Rad appears in some prints of Moak’s that she has 3-D’d. “I adhere them to a Foamcore board, take a skill saw and cut them and layer them back into the frames,” Moak said. Some of Moak’s Foamcore art is 3-D’d in cigar boxes.
Rad was inspired by the “Imagine Dragons” song “Radioactive.”

Another vendor at the fair was Michael Cobb, the owner and proprietor of Dr. Mike’s Shaving Emporium.
“I have been a big proponent of shaving in a more dapper style, or the straight razor or safety razor style for quite awhile,” Cobb said. “I had a situation when I was younger where I was growing up and my dad just kind of chucked a cartridge razor at me and said, ‘Well here you go, good luck’ and it ended up destroying my neck. So I sort of dove into how do you really need to shave and found safety razors and straight razors. Then it kind of grew into a passion for finding the best stuff to bring out for everybody.”
Cobb made some recommendations for those that might want to grow or wear longer goatees or beards.
“We do beard care as well. We do the three C’s of beard care which is keep it clean, you want to wash it with a good product. … You also want to keep it conditioned, which is your balms and your oils, and then you want to control it which is also the balms which help like a pomade for your beard.”
As They Sew in France makes Edwardian and Victorian era dresses and suits for ladies. Chris Pieler and John Richardson explained a beautiful dress that they had on prominent display at the entrance to the fair.
“It’s from a British dress pattern book by a woman named Janet Arnold,” Richardson said. “The original dress dates from about 1860, 1861. It is in its original size. The pattern book is in one-eighth of an inch grid. And you take the grid and you draw it up to one inch on patterning material and you cut it out and this is what you get.” It has a hoop. It has an underskirt and an overskirt. The one thing you will notice about the shape, unlike in Hollywood movies, in women in hoop dresses they are always triangular. The real ones were always shaped like a bell, as is this one.”
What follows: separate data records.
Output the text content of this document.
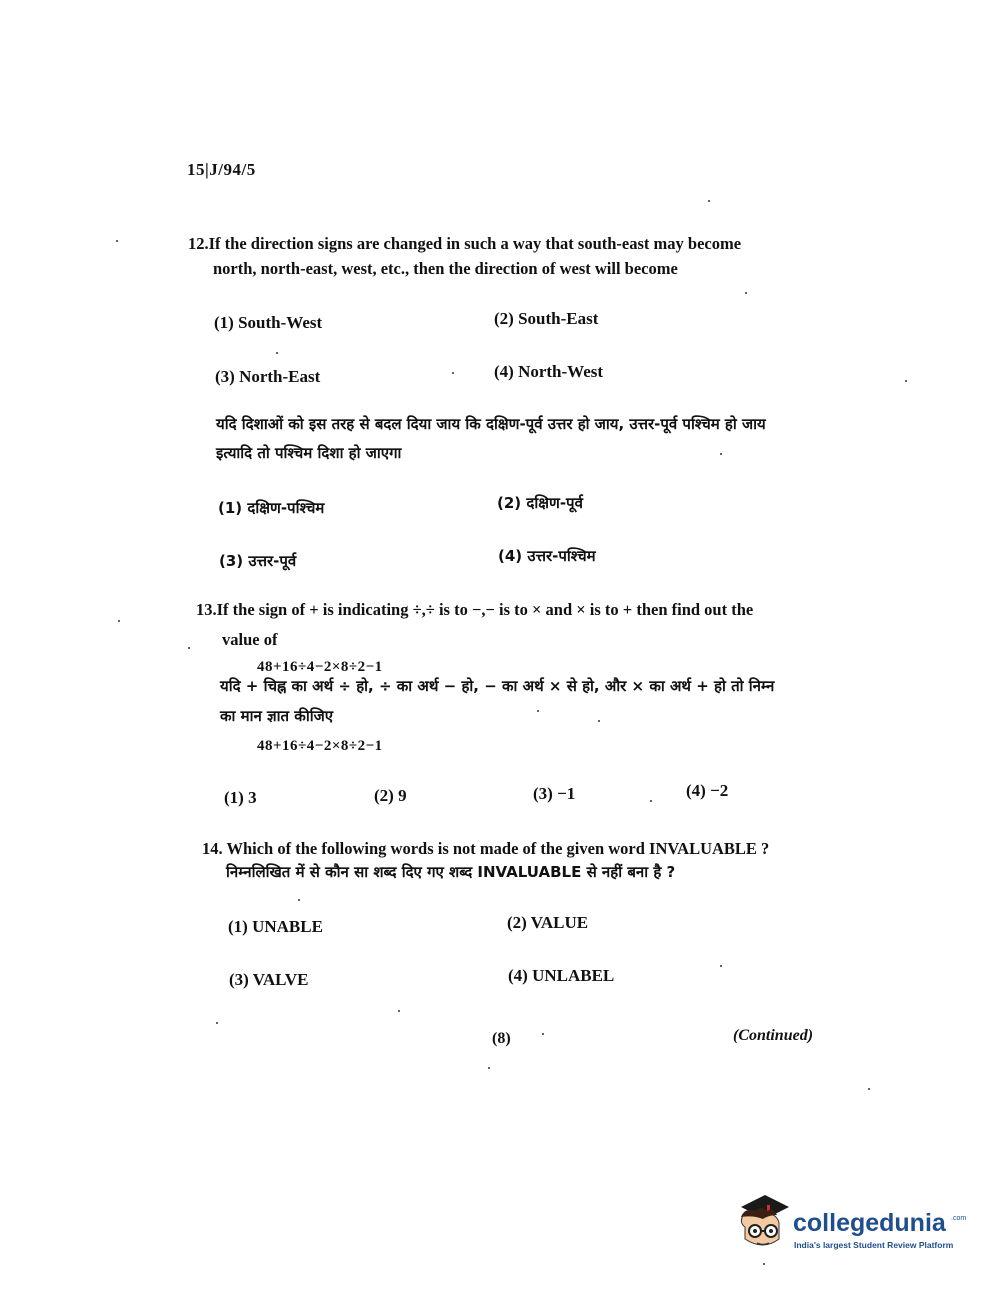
15|J/94/5
12.If the direction signs are changed in such a way that south-east may become
north, north-east, west, etc., then the direction of west will become
(1) South-West	(2) South-East
(3) North-East	(4) North-West
यदि दिशाओं को इस तरह से बदल दिया जाय कि दक्षिण-पूर्व उत्तर हो जाय, उत्तर-पूर्व पश्चिम हो जाय
इत्यादि तो पश्चिम दिशा हो जाएगा
(1) दक्षिण-पश्चिम	(2) दक्षिण-पूर्व
(3) उत्तर-पूर्व	(4) उत्तर-पश्चिम
13.If the sign of + is indicating ÷,÷ is to −,− is to × and × is to + then find out the
value of
48+16÷4−2×8÷2−1
यदि + चिह्न का अर्थ ÷ हो, ÷ का अर्थ − हो, − का अर्थ × से हो, और × का अर्थ + हो तो निम्न
का मान ज्ञात कीजिए
48+16÷4−2×8÷2−1
(1) 3	(2) 9	(3) −1	(4) −2
14. Which of the following words is not made of the given word INVALUABLE ?
निम्नलिखित में से कौन सा शब्द दिए गए शब्द INVALUABLE से नहीं बना है ?
(1) UNABLE	(2) VALUE
(3) VALVE	(4) UNLABEL
(8)	(Continued)
collegedunia .com
India's largest Student Review Platform
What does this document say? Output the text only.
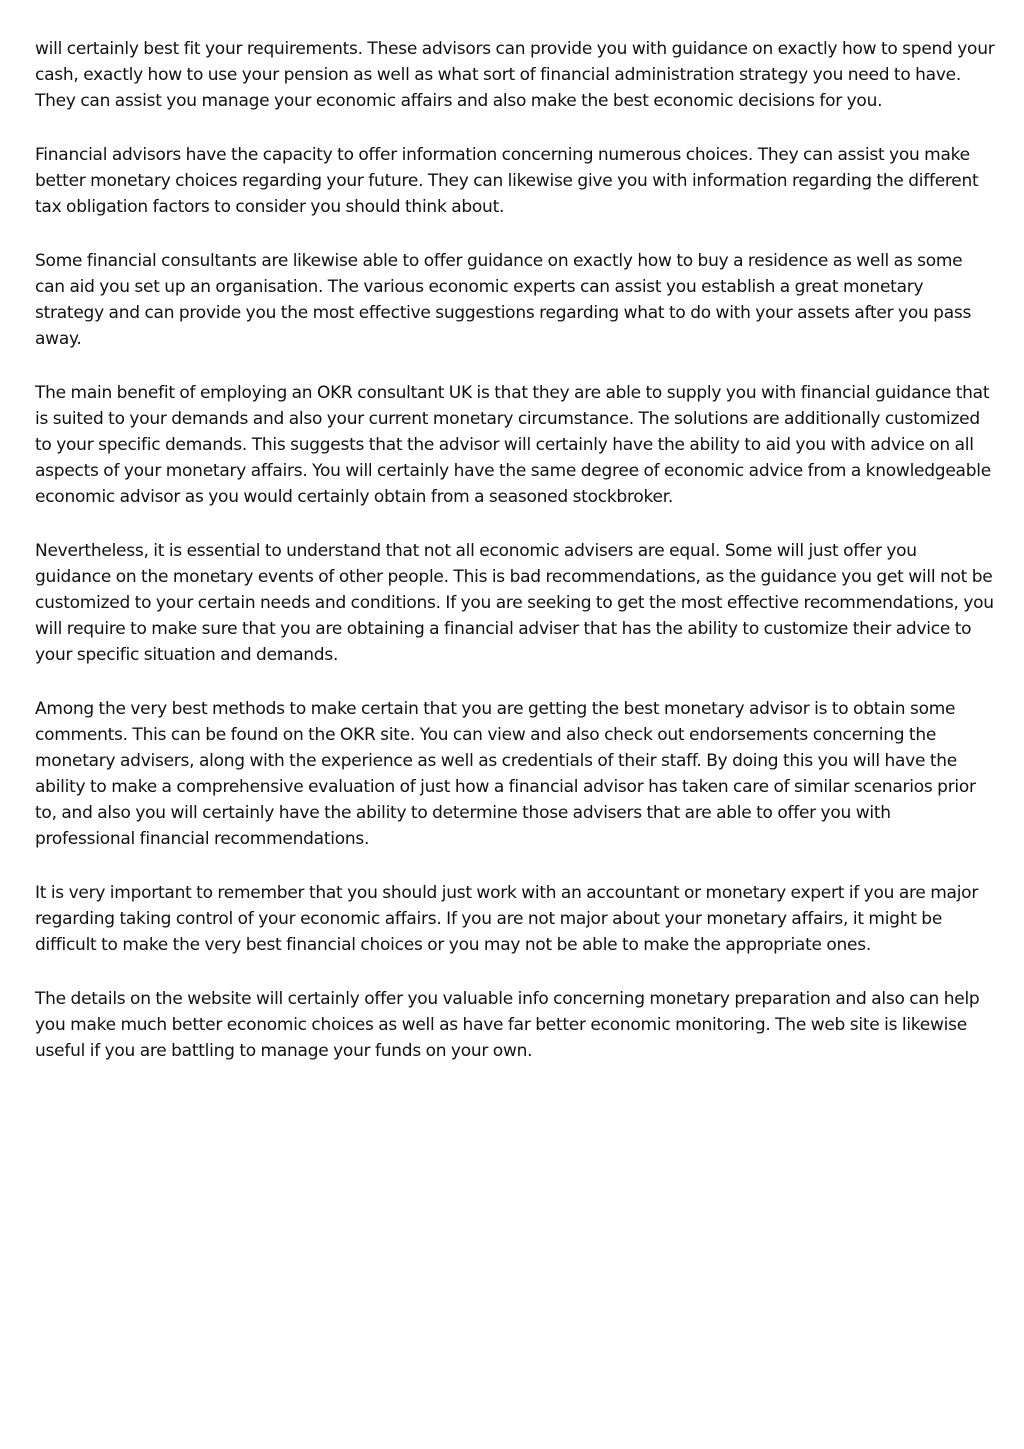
will certainly best fit your requirements. These advisors can provide you with guidance on exactly how to spend your cash, exactly how to use your pension as well as what sort of financial administration strategy you need to have. They can assist you manage your economic affairs and also make the best economic decisions for you.

Financial advisors have the capacity to offer information concerning numerous choices. They can assist you make better monetary choices regarding your future. They can likewise give you with information regarding the different tax obligation factors to consider you should think about.

Some financial consultants are likewise able to offer guidance on exactly how to buy a residence as well as some can aid you set up an organisation. The various economic experts can assist you establish a great monetary strategy and can provide you the most effective suggestions regarding what to do with your assets after you pass away.

The main benefit of employing an OKR consultant UK is that they are able to supply you with financial guidance that is suited to your demands and also your current monetary circumstance. The solutions are additionally customized to your specific demands. This suggests that the advisor will certainly have the ability to aid you with advice on all aspects of your monetary affairs. You will certainly have the same degree of economic advice from a knowledgeable economic advisor as you would certainly obtain from a seasoned stockbroker.

Nevertheless, it is essential to understand that not all economic advisers are equal. Some will just offer you guidance on the monetary events of other people. This is bad recommendations, as the guidance you get will not be customized to your certain needs and conditions. If you are seeking to get the most effective recommendations, you will require to make sure that you are obtaining a financial adviser that has the ability to customize their advice to your specific situation and demands.

Among the very best methods to make certain that you are getting the best monetary advisor is to obtain some comments. This can be found on the OKR site. You can view and also check out endorsements concerning the monetary advisers, along with the experience as well as credentials of their staff. By doing this you will have the ability to make a comprehensive evaluation of just how a financial advisor has taken care of similar scenarios prior to, and also you will certainly have the ability to determine those advisers that are able to offer you with professional financial recommendations.

It is very important to remember that you should just work with an accountant or monetary expert if you are major regarding taking control of your economic affairs. If you are not major about your monetary affairs, it might be difficult to make the very best financial choices or you may not be able to make the appropriate ones.

The details on the website will certainly offer you valuable info concerning monetary preparation and also can help you make much better economic choices as well as have far better economic monitoring. The web site is likewise useful if you are battling to manage your funds on your own.
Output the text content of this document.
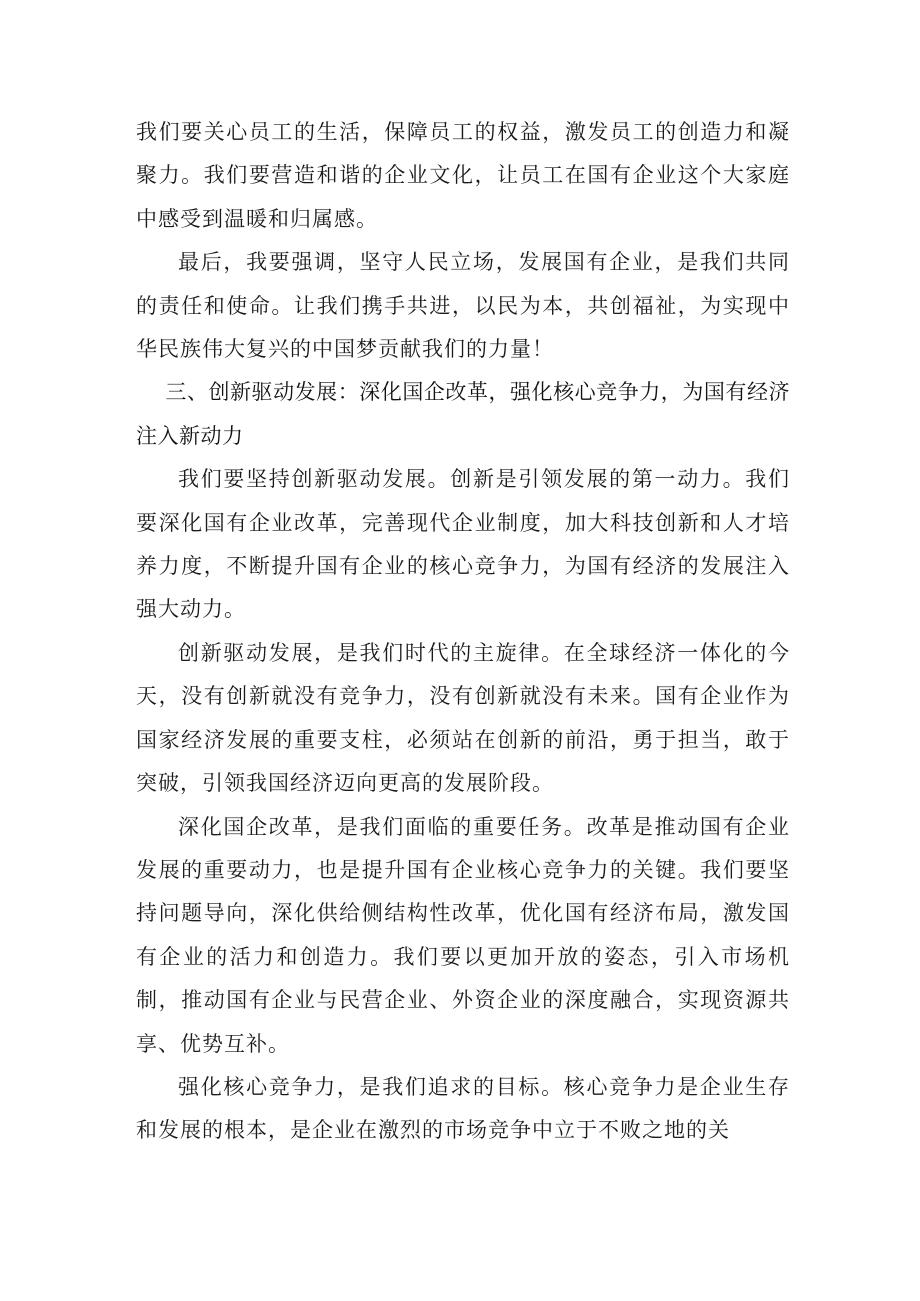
我们要关心员工的生活，保障员工的权益，激发员工的创造力和凝聚力。我们要营造和谐的企业文化，让员工在国有企业这个大家庭中感受到温暖和归属感。

最后，我要强调，坚守人民立场，发展国有企业，是我们共同的责任和使命。让我们携手共进，以民为本，共创福祉，为实现中华民族伟大复兴的中国梦贡献我们的力量！

三、创新驱动发展：深化国企改革，强化核心竞争力，为国有经济注入新动力

我们要坚持创新驱动发展。创新是引领发展的第一动力。我们要深化国有企业改革，完善现代企业制度，加大科技创新和人才培养力度，不断提升国有企业的核心竞争力，为国有经济的发展注入强大动力。

创新驱动发展，是我们时代的主旋律。在全球经济一体化的今天，没有创新就没有竞争力，没有创新就没有未来。国有企业作为国家经济发展的重要支柱，必须站在创新的前沿，勇于担当，敢于突破，引领我国经济迈向更高的发展阶段。

深化国企改革，是我们面临的重要任务。改革是推动国有企业发展的重要动力，也是提升国有企业核心竞争力的关键。我们要坚持问题导向，深化供给侧结构性改革，优化国有经济布局，激发国有企业的活力和创造力。我们要以更加开放的姿态，引入市场机制，推动国有企业与民营企业、外资企业的深度融合，实现资源共享、优势互补。

强化核心竞争力，是我们追求的目标。核心竞争力是企业生存和发展的根本，是企业在激烈的市场竞争中立于不败之地的关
Pieler explained the market for the companies products.
Primarily we are doing steampunk festivals. We just got accepted to the Renaissance Festival in Pennsylvania dealing with time traveling this weekend. We are quite excited about that. That will be a new marketplace for us.
Richardson provided more insight to the steampunk world from his point of view.
“Our two favorite shows are the Big River Steampunk Festival in Hannibal, Missouri,” Richardson said. “It’s labor day weekend. Then (our second favorite is) the Teslacon in Madison, Wisconsin, which has been going on 14 years and has an ongoing storyline. And each year there is a different imaginary venue and extension of the story. One year there was a war going on. This year we are going to Egypt and digging in the ground to find artifacts from the Paharoah.”
“I wouldn’t drive to these things if I didn’t enjoy them,” Pieler said. The people here are truly the way the world was supposed to be. No one cares if your young, old, black white, gay, straight. They are here to celebrate the individuality of the person, the creativity of the costumes and laughter and joy.”